Tal como acontece nos humanos, as nossas mascotes também podem desenvolver afeções orais, mostrando por vezes sinais evidentes de desconforto. Existem, porém, práticas que podem ser incluídas nas rotinas diárias dos tutores e dos animais domésticos que permitem prevenir o surgimento precoce de tártaro e, consequentemente, de doenças periodontais.

O tártaro consiste numa acumulação exacerbada de placa bacteriana que se instala entre a gengiva e a coroa do dente, reagindo com os minerais presentes na saliva, como o cálcio. Em casos severos, esta placa espessa e rígida chega a envolver mesmo a totalidade do dente, apresentando uma tonalidade amarelo-escuro ou acastanhada.

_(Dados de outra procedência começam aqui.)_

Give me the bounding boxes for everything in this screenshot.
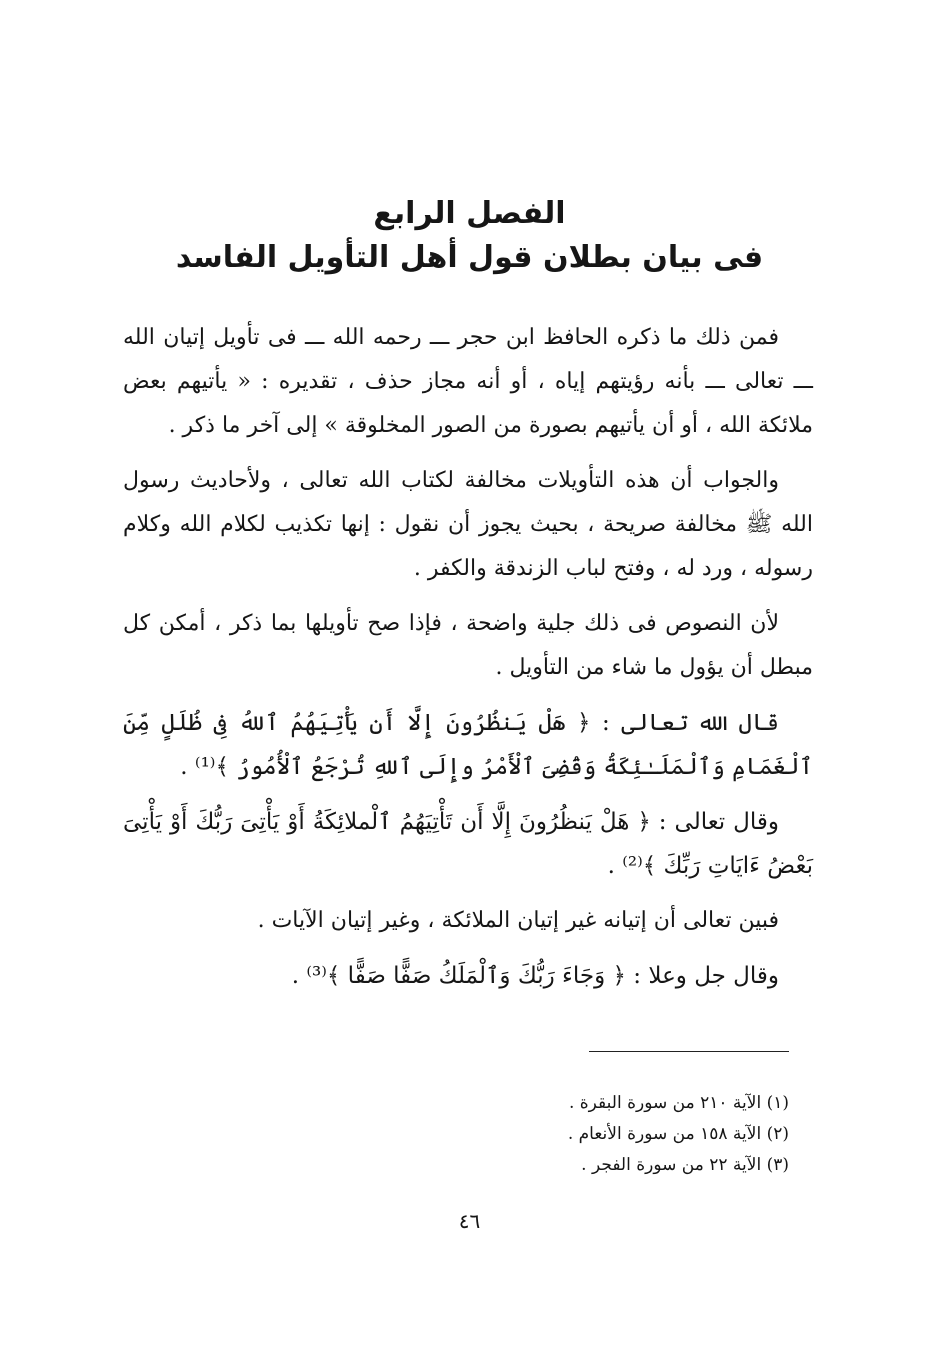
footnote-3: (٣) الآية ٢٢ من سورة الفجر .: [581, 1155, 789, 1175]
paragraph-reason: لأن النصوص فى ذلك جلية واضحة ، فإذا صح تأويلها بما ذكر ، أمكن كل مبطل أن يؤول ما شاء من التأويل .: [123, 611, 813, 680]
footnote-2: (٢) الآية ١٥٨ من سورة الأنعام .: [567, 1124, 789, 1144]
chapter-subtitle: فى بيان بطلان قول أهل التأويل الفاسد: [175, 240, 764, 275]
paragraph-response: والجواب أن هذه التأويلات مخالفة لكتاب الله تعالى ، ولأحاديث رسول الله ﷺ مخالفة صريحة ، بحيث يجوز أن نقول : إنها تكذيب لكلام الله وكلام رسوله ، ورد له ، وفتح لباب الزندقة والكفر .: [123, 468, 813, 581]
footnotes: [149, 1088, 789, 1181]
page-number: ٤٦: [458, 1209, 481, 1233]
footnote-1: (١) الآية ٢١٠ من سورة البقرة .: [568, 1093, 789, 1113]
body-text: [123, 316, 813, 1009]
paragraph-quran-baqarah: قال الله تعالى : ﴿ هَلْ يَنظُرُونَ إِلَّا أَن يَأْتِيَهُمُ ٱللهُ فِى ظُلَلٍ مِّنَ ٱلْغَمَامِ وَٱلْمَلَـٰئِكَةُ وَقُضِىَ ٱلْأَمْرُ وإِلَى ٱللهِ تُرْجَعُ ٱلْأُمُورُ ﴾⁽¹⁾ .: [123, 710, 813, 780]
footnote-divider: [589, 1051, 789, 1052]
paragraph-quran-fajr: وقال جل وعلا : ﴿ وَجَاءَ رَبُّكَ وَٱلْمَلَكُ صَفًّا صَفًّا ﴾⁽³⁾ .: [291, 963, 779, 989]
paragraph-tawil-ibn-hajar: فمن ذلك ما ذكره الحافظ ابن حجر ـــ رحمه الله ـــ فى تأويل إتيان الله ـــ تعالى ـــ بأنه رؤيتهم إياه ، أو أنه مجاز حذف ، تقديره : « يأتيهم بعض ملائكة الله ، أو أن يأتيهم بصورة من الصور المخلوقة » إلى آخر ما ذكر .: [123, 325, 813, 438]
paragraph-quran-anam: وقال تعالى : ﴿ هَلْ يَنظُرُونَ إِلَّا أَن تَأْتِيَهُمُ ٱلْملائِكَةُ أَوْ يَأْتِىَ رَبُّكَ أَوْ يَأْتِىَ بَعْضُ ءَايَاتِ رَبِّكَ ﴾⁽²⁾ .: [123, 809, 813, 879]
chapter-title: الفصل الرابع: [373, 196, 566, 231]
paragraph-explanation: فبين تعالى أن إتيانه غير إتيان الملائكة ، وغير إتيان الآيات .: [257, 908, 779, 933]
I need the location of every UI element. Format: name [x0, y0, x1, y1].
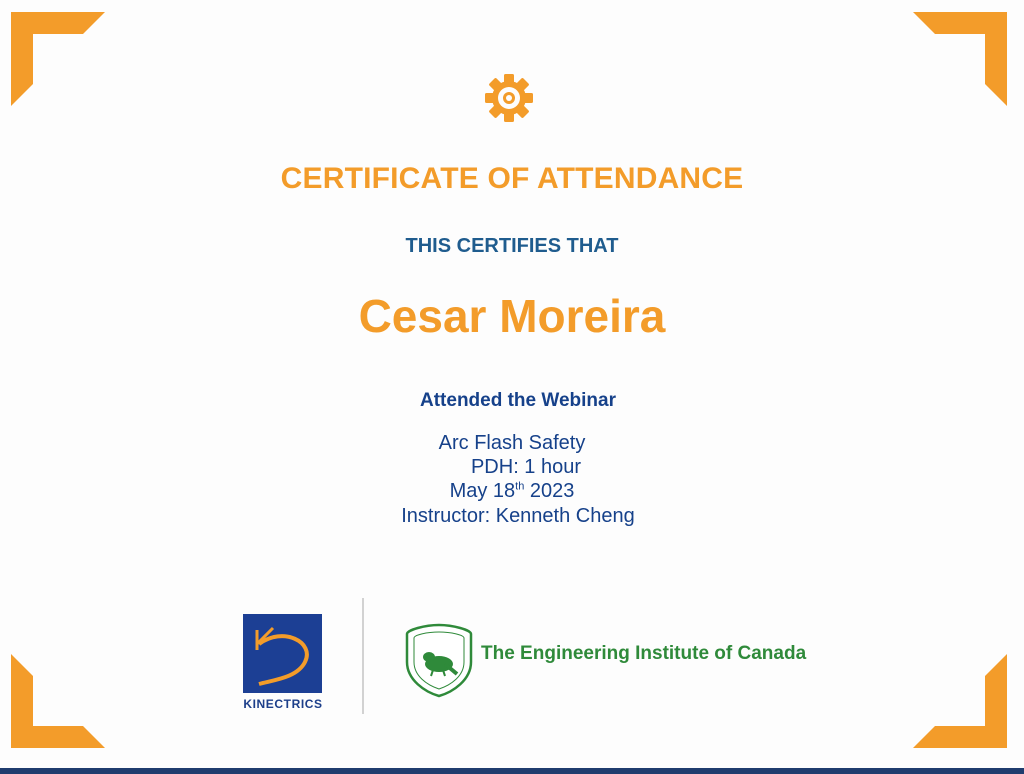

Esta placa mineralizada é de difícil remoção e provoca sintomas como hálito forte e desagradável, gengivite (acompanhada de vermelhidão), sangramento gengival frequente e dor ao mastigar e representa, ainda, um risco acrescido à evolução de outros distúrbios sistémicos (hepáticos, renais ou cardíacos) quando as bactérias entram em circulação na corrente sanguínea.

Se deixarmos a doença progredir, para além da dor provocada pela inflamação da gengiva, o ligamento periodontal é destruído e os dentes começam a mover-se. Numa situação extrema, ocorre erosão alveolar, ou seja, do osso em que o dente está inserido, e dá-se a inevitável perda de dentes.

Claro que a tendência à formação de tártaro está correlacionada com diversos fatores, tais como de origem genética (determinadas raças apresentam maior predisposição para o seu desenvolvimento) e de natureza alimentar (animais que têm sempre comida à disposição são mais propensos, pois ao petiscarem regularmente estão a “sustentar” as bactérias presentes nas cavidades orais que reagem com os alimentos e, por sua vez, formam o tártaro).

Ao contrário do que se possa julgar, o tártaro não se elimina através de escovagens de dentes nem pela utilização de snacks para manter os dentes limpos e saudáveis. Todavia, estes cuidados de higiene oral são benéficos e essenciais na medida em que previnem o aparecimento de placa bacteriana e do tártaro daí resultante.

A única forma de tratamento e remoção do tártaro é através da realização de uma destartarização. Este procedimento envolve a anestesia geral do animal e deve ser efetuada pelo médico veterinário, sendo executado da mesma forma que no Homem, por meio de um aparelho de ultrassons que quebra o tártaro. A única diferença é que os animais não ficam voluntariamente de boca aberta e além disso não toleram propriamente bem o som do destartarizador, daí a necessidade de ser feito sob sedação e anestesia geral.

Em média, um cão ou gato deverá ser submetido a uma destartarização de cerca de seis em seis meses ou anualmente, dependendo da gravidade da doença periodontal e da situação de saúde de cada animal, uma vez que é pouco recomendável a anestesia em animais idosos (sobretudo com esta periodicidade), por exemplo.

O método ideal para evitar patologias orais é habituar desde cedo o seu animal a um ritual de higiene bucal – tarefa ligeiramente mais simples nos cães. Existem disponíveis escovas e pastas dentífricas específicas para eles. Uma alimentação de qualidade à base de ração seca constitui também uma boa medida para prevenir estes problemas, visto que ao ser mastigada a ração tem uma ação abrasiva e é menos provável que fique agarrada aos dentes. É necessário ter em conta que dar doces e restos de comida ao seu animal é uma prática muito incorreta e que não abona nada a favor da saúde e higiene oral do seu companheiro de quatro patas.